Let us denote the addition in $$\mathbb{Z}_n$$ by $$*$$. If $$\varphi(a)= r_1$$ and $$\varphi(b) = r_2$$, then as you have noticed $$a=nq_1+r_1$$ and $$b=nq_2+r_2,$$ where $$0\leq r_1, r_2 \leq n-1$$. From the above two, $$a+b = n(q_1+q_2) +r_1+r_2.$$ If $$r_1+r_2 , then $$\varphi(a+b) = r_1+r_2 = r_1*r_2= \varphi(a)*\varphi(b)$$.

If $$r_1+r_2\geq n$$, then $$(r_1+r_2) -n < n$$, by the conditions of $$r_1$$ and $$r_2$$. Hence, $$a+b= n(q_1+q_2+1) +(r_2+r_2-n).$$ This implies that $$\varphi(a+b) = r_1+r_2-n = r_1*r_2= \varphi(a) * \varphi(b)$$.

You want to prove the following theorem:

Let $$n$$ be a positive integer. Then for all $$m \in \mathbb{Z}$$, there exists a unique $$j$$ such that $$0 \leq j < n$$ and $$m \equiv j \mod n$$.

We can then define $$\phi(m)$$ to be the $$j$$ mentioned above.

Note that $$\phi(m) \equiv m \mod n$$. In fact, $$\phi(m)$$ is the unique element of $$\mathbb{Z}_n$$ such that $$\phi(m) \equiv m \mod n$$. To speak even more strongly, note that $$\phi : \mathbb{Z} \to \mathbb{Z}_n$$ is a surjection (since for all $$m \in \mathbb{Z}_n$$, we have $$\phi(m) = m$$), and that $$\phi(a) = \phi(b)$$ iff $$a \equiv b \mod n$$.
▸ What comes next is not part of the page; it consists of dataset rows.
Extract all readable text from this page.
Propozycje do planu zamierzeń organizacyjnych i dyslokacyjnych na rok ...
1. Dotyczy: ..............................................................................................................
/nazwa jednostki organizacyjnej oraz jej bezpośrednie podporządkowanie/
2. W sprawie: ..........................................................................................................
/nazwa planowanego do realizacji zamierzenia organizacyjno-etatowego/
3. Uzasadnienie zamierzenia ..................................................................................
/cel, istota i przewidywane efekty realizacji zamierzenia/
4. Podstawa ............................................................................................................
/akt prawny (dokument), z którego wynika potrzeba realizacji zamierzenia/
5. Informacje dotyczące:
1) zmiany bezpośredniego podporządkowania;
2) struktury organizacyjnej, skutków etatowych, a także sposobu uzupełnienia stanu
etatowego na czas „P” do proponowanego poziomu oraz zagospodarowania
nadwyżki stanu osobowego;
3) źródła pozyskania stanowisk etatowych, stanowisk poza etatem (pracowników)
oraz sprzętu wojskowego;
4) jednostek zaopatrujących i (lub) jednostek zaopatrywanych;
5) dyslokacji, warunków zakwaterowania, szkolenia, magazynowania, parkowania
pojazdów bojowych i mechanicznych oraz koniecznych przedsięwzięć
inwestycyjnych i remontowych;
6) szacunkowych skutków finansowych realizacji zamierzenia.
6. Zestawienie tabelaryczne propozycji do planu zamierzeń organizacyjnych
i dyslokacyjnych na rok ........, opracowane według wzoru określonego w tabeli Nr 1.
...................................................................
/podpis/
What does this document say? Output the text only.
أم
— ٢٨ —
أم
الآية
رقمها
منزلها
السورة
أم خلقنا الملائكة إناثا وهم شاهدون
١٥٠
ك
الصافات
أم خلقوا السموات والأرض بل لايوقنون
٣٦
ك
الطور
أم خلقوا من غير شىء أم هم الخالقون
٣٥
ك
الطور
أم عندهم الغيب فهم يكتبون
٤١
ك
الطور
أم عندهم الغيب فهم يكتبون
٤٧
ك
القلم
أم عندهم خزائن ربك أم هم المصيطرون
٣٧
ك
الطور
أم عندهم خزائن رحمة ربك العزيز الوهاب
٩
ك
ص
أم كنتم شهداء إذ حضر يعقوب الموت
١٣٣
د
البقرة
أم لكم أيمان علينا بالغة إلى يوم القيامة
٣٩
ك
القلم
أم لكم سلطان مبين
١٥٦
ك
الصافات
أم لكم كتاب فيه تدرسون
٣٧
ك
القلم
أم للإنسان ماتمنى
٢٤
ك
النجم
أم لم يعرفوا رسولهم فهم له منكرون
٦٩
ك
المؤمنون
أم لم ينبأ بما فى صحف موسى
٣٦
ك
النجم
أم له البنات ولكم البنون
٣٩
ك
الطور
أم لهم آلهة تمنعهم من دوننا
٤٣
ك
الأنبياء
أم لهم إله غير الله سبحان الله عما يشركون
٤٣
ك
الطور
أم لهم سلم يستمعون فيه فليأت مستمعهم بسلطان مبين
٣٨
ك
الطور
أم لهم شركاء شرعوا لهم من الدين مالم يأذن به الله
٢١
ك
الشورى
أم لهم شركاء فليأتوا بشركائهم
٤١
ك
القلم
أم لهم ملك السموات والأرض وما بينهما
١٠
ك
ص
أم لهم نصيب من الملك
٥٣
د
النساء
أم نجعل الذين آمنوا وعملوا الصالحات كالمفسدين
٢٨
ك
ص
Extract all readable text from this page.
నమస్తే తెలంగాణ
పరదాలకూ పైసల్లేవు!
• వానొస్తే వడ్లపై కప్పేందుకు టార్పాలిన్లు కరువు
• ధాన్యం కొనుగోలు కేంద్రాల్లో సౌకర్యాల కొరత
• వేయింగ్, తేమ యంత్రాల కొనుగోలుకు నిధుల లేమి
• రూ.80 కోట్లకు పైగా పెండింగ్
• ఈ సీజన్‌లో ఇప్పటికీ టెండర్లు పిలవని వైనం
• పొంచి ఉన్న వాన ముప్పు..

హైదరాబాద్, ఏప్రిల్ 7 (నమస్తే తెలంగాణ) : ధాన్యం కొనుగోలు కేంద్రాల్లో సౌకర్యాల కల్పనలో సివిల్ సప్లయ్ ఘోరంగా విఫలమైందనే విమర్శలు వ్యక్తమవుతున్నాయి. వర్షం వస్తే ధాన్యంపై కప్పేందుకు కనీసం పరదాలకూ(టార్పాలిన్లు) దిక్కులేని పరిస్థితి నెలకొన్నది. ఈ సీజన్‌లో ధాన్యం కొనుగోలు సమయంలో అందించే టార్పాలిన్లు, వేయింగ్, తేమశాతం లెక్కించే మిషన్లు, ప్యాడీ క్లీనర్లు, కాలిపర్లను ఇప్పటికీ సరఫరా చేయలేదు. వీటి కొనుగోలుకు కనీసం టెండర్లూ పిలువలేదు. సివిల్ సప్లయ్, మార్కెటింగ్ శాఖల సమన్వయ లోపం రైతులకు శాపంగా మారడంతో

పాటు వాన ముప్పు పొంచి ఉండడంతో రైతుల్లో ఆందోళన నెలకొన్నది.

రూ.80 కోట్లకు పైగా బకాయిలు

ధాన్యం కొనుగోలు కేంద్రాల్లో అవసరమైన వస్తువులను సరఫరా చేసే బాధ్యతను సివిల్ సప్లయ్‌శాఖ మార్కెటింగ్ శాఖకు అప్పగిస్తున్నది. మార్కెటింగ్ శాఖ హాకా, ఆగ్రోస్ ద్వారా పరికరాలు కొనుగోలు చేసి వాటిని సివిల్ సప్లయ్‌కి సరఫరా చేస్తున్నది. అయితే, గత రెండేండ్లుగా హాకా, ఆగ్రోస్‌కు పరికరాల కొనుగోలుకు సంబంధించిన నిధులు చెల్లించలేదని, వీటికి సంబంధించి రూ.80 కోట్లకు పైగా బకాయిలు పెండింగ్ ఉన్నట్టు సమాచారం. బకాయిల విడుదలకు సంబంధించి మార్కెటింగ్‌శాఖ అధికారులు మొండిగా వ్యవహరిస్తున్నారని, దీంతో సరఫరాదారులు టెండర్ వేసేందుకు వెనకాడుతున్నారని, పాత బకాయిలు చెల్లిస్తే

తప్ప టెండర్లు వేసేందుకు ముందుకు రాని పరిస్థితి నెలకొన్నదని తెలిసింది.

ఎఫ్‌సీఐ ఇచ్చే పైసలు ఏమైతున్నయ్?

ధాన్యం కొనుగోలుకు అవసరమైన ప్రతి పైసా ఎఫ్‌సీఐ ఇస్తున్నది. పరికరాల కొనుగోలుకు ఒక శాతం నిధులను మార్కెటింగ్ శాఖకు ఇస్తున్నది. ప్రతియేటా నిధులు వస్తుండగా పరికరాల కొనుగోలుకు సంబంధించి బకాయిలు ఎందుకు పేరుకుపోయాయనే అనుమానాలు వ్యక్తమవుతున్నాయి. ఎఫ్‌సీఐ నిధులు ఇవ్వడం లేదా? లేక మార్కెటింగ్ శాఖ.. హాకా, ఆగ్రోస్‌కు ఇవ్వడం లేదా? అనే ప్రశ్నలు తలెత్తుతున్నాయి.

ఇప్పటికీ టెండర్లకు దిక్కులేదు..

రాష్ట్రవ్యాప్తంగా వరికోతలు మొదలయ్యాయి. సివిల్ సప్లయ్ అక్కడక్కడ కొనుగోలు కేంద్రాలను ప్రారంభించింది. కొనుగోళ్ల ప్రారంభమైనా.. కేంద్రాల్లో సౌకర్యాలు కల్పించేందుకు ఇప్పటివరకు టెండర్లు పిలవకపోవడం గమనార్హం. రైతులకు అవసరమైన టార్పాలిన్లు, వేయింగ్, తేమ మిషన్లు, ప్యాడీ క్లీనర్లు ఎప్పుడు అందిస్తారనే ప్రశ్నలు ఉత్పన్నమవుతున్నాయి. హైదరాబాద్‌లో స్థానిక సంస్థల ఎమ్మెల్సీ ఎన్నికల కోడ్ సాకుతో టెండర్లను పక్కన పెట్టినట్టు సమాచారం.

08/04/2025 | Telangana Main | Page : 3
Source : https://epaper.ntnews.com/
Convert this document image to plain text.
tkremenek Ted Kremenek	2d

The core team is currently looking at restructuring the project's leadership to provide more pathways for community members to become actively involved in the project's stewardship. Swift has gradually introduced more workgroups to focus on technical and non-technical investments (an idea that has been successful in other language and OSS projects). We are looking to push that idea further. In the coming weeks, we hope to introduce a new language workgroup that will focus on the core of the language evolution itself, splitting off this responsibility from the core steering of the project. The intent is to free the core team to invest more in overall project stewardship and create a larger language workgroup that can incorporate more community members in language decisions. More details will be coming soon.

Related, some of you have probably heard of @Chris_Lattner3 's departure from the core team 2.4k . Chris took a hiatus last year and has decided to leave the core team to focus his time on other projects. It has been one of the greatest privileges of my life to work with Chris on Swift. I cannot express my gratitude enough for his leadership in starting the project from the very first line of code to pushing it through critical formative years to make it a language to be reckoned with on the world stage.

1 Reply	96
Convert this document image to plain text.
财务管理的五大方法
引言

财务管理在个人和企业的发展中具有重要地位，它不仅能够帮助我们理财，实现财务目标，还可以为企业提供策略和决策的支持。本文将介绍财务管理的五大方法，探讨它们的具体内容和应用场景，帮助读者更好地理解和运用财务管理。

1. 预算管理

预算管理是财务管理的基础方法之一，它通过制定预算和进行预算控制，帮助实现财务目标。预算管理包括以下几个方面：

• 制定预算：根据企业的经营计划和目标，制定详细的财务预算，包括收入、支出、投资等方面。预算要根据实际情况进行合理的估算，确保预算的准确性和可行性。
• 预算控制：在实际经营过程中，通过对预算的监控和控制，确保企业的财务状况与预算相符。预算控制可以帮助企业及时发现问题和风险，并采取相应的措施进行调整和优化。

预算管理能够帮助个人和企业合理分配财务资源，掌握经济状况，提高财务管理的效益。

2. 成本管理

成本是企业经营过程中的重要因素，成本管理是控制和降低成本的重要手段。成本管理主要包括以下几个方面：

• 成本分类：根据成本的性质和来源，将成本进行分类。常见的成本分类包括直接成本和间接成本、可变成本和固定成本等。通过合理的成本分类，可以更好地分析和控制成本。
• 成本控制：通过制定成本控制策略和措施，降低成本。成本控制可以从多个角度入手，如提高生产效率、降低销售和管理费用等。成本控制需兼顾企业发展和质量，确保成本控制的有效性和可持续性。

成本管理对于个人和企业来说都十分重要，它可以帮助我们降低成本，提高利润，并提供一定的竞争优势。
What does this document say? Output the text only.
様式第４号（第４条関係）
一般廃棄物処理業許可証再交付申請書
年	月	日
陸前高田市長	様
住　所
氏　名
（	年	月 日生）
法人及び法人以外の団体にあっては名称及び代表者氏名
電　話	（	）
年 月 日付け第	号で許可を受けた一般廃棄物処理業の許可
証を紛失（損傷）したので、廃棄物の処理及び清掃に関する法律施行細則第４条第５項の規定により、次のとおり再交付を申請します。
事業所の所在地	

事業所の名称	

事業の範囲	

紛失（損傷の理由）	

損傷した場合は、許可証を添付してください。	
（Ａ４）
Armed with this knowledge, we define the $$+$$ operator on $$\mathbb{Z}_n$$ by $$a + b = \phi(a + b)$$, where the latter $$+$$ is the $$\mathbb{Z}$$ $$+$$ operator.

We wish to show that $$\phi(a + b) = \phi(a) + \phi(b)$$, the latter $$+$$ being taken in $$\mathbb{Z}_n$$. In other words, we wish to show that $$\phi(a + b) = \phi(\phi(a) + \phi(b))$$. To do so, it suffices to show that $$a + b \equiv \phi(a) + \phi(b) \mod n$$.

Of course, this is trivial. For we can take $$k_a$$ such that $$a = k_a n + \phi(a)$$, $$k_b$$ such that $$b = k_b n + \phi(b)$$. Then $$a + b = (k_a + k_b) n + \phi(a) + \phi(b)$$. Then $$a + b \equiv \phi(a) + \phi(b) \mod n$$.